2. Qodho Puasa Ramadhan
ﻓﺈﻥ ﺻﺎﻣﻪ ﻋﻦ ﻗﻀﺎء ﺃﻭ ﻧﺬﺭ ﺃﻭ ﻛﻔﺎﺭﺓ ﺃﺟﺰﺃﻩ ... ﻭﻷﻧﻪ ﺇﺫا ﻛﺎﻥ ﻋﻠﻴﻪ ﻗﻀﺎء ﻳﻮﻡ ﻣﻦ ﺭﻣﻀﺎﻥ ﻓﻗﺪ ﺗﻌﻴﻦ ﻋﻠﻴﻪ ﻷﻥ ﻭﻗﺖ ﻗﻀﺎﺋﻪ ﻗﺪ ﺿﺎﻕ
Jika berpuasa setelah pertengahan Sya'ban untuk qadha' Ramadhan, puasa Nazar atau kaffarat maka Boleh... Dan bila seseorang punya tanggungan puasa Ramadhan maka wajib baginya untuk qadha' karena waktunya sudah sempit (Al Majmu', 4/399)
Hal ini berdasarkan riwayat:
ﻋﻦ ﻋﺎﺋﺸﺔ ﺭﺿﻲ اﻟﻠﻪ ﻋﻨﻬﺎ ﺗﻘﻮﻝ: «ﻛﺎﻥ ﻳﻜﻮﻥ ﻋﻠﻲ اﻟﺼﻮﻡ ﻣﻦ ﺭﻣﻀﺎﻥ، ﻓﻤﺎ ﺃﺳﺘﻄﻴﻊ ﺃﻥ ﺃﻗﻀﻴﻪ ﺇﻻ ﻓﻲ ﺷﻌﺒﺎﻥ...»
Aisyah berkata bahwa "Saya punya hutang puasa Ramadhan dan saya tidak bisa meng-qadla' kecuali di bulan Sya'ban" (HR Muslim).
Dari hadits di atas tidak dilarang bagi mereka yang terbiasa puasa, misal puasa daud maka diperbolehkan untuk melanjutkan puasa setelah pertengahan bulan syaban. Kalau biasa puasa sunnah dianjurkan untuk tetap melanjutkannya atau bagi yang punya utang puasa Ramadan juga diperbolehkan untuk mengqodho atau mengganti puasa wajib itu sebelum datangnya Ramadan.
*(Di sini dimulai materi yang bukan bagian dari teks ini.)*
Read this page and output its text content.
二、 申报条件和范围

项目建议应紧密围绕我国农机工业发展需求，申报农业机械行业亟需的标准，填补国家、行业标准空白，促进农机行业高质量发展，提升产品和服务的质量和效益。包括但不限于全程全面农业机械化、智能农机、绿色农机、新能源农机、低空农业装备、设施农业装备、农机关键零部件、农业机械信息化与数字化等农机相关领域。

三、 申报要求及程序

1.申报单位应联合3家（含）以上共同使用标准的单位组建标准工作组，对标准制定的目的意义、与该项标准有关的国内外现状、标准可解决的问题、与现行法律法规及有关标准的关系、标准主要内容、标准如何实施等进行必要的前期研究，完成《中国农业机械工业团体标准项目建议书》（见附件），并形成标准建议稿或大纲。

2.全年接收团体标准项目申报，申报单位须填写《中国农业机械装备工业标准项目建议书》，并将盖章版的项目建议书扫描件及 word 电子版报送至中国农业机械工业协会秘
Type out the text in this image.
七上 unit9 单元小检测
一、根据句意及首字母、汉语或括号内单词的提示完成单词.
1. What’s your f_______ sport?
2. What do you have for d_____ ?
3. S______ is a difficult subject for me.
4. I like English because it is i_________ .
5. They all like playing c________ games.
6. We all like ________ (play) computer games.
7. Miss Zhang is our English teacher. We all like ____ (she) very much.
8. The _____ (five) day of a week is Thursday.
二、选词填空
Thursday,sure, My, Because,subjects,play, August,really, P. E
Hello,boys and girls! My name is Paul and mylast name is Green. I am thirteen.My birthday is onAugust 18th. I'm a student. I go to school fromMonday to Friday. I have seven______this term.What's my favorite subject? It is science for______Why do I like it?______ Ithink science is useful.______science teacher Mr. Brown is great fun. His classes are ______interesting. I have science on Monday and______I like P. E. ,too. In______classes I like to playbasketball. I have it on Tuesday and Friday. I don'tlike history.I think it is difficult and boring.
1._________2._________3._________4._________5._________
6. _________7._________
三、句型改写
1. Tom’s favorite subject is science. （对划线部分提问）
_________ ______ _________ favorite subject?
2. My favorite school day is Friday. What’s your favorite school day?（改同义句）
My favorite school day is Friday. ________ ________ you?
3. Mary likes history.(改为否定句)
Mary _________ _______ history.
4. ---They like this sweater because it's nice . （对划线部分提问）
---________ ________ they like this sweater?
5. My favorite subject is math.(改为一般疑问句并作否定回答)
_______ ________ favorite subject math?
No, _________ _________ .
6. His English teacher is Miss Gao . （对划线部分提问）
Dikutip dari Pusat Kajian Hadis, amalan harian manusia di laporkan setiap bakda shubuh dan ashar, amalan mingguannya setiap hari senin dan amalan tahunan pada Bulan Syaban.
Hal ini sesuai hadits Rasulullah SAW.
أَخْبَرَنَا عَمْرُو بْنُ عَلِيٍّ عَنْ عَبْدِ الرَّحْمَنِ قَالَ حَدَّثَنَا ثَابِتُ بْنُ قَيْسٍ أَبُو الْغُصْنِ شَيْخٌ مِنْ أَهْلِ الْمَدِينَةِ قَالَ حَدَّثَنِي أَبُو سَعِيدٍ الْمَقْبُرِيُّ قَالَ حَدَّثَنِي أُسَامَةُ بْنُ زَيْدٍ قَالَ قُلْتُ يَا رَسُولَ اللَّهِ لَمْ أَرَكَ تَصُومُ شَهْرًا مِنْ الشُّهُورِ مَا تَصُومُ مِنْ شَعْبَانَ قَالَ ذَلِكَ شَهْرٌ يَغْفُلُ النَّاسُ عَنْهُ بَيْنَ رَجَبٍ وَرَمَضَانَ وَهُوَ شَهْرٌ تُرْفَعُ فِيهِ الْأَعْمَالُ إِلَى رَبِّ الْعَالَمِينَ فَأُحِبُّ أَنْ يُرْفَعَ عَمَلِي وَأَنَا صَائِمٌ
Telah mengabarkan kepada kami [‘Amr bin ‘Ali] dari [‘Abdurrahman] dia berkata; telah menceritakan kepada kami [Tsabit bin Qais Abu Al Ghushn] – seorang syaikh dari penduduk Madinah – dia berkata; telah menceritakan kepadaku [Abu Sa’id Al Maqburi] dia berkata; telah menceritakan kepadaku [Usamah bin Zaid] dia berkata; Aku bertanya; “Wahai Rasulullah shallallahu ‘alaihi wasallam, aku tidak pernah melihat engkau berpuasa dalam satu bulan sebagaimana engkau berpuasa di bulan Sya’ban?” Beliau bersabda: “Itulah bulan yang manusia lalai darinya; -ia bulan yang berada- di antara bulan Rajab dan Ramadlan, yaitu bulan yang disana berisikan berbagai amal, perbuatan diangkat kepada Rabb semesta alam, aku senang amalku diangkat ketika aku sedang berpuasa.” (Nasai 2317).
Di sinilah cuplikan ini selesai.